Avec Adnet, Arbus, Old ou Leleu, Jacques Quinet appartient à ce « néoclassicisme modernisé et dépouillé » de la France des années 50. Grâce à une double exposition à la Biennale des Antiquaires et dans sa galerie de la rue Bonaparte, le marchand Olivier Watelet rappelle le goût de la rigueur et la science de l’équilibre de ce concepteur de meubles aux lignes épurées.
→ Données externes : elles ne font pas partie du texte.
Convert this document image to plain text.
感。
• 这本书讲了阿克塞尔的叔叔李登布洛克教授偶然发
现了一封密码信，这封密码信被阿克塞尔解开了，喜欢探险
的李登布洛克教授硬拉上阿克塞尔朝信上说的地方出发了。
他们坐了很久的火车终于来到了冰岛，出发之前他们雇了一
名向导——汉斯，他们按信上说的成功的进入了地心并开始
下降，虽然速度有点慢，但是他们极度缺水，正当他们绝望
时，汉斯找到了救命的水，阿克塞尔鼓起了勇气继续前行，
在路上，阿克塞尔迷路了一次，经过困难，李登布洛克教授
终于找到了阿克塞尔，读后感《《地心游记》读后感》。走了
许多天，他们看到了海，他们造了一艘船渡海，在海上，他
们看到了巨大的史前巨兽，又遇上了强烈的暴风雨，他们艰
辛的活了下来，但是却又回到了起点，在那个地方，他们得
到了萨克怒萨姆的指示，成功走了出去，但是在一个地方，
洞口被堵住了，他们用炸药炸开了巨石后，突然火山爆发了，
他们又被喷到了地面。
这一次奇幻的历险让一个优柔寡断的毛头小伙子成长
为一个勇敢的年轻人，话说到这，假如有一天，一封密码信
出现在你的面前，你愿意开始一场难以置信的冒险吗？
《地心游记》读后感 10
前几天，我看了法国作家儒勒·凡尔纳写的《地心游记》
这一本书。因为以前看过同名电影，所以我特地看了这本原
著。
En 1964, s’élance sur les flots le tout nouveau paquebot France, dernier-né de la Compagnie générale transatlantique, orgueil de la French Line, conçu pour emporter 2 000 passagers et dont la mission performante était de relier Le Havre à New York en tout juste cinq jours, et sans rencontrer le moindre iceberg. Pour accomplir ce grand œuvre, les chantiers navals de Penhoët avaient tout mis en œuvre et rivalisé d’énergie, de science et de technique. Et pour parachever le tout ils avaient fait appel aux plus grands décorateurs du temps. Mais là-bas, à l’extrémité bâbord ou tribord du pont, qui s’en souvient encore, se dressait le parc-chenil extérieur. Une forêt miniature de becs de gaz parisiens, de bornes kilométriques et de bouches d’incendie new-yorkaises, imaginée ainsi pour ne pas dépayser les chiens lors de leur promenade digestive... L’auteur de cette délicate attention ? Jacques Quinet, décorateur de renom et grand spécialiste des palaces flottants. Quinet auquel on doit également l’escalier intérieur monumental du France, surnommé « la grande descente » et la somptueuse piscine décorée en son fond d’une mosaïque de Bazaine intitulée La Vague.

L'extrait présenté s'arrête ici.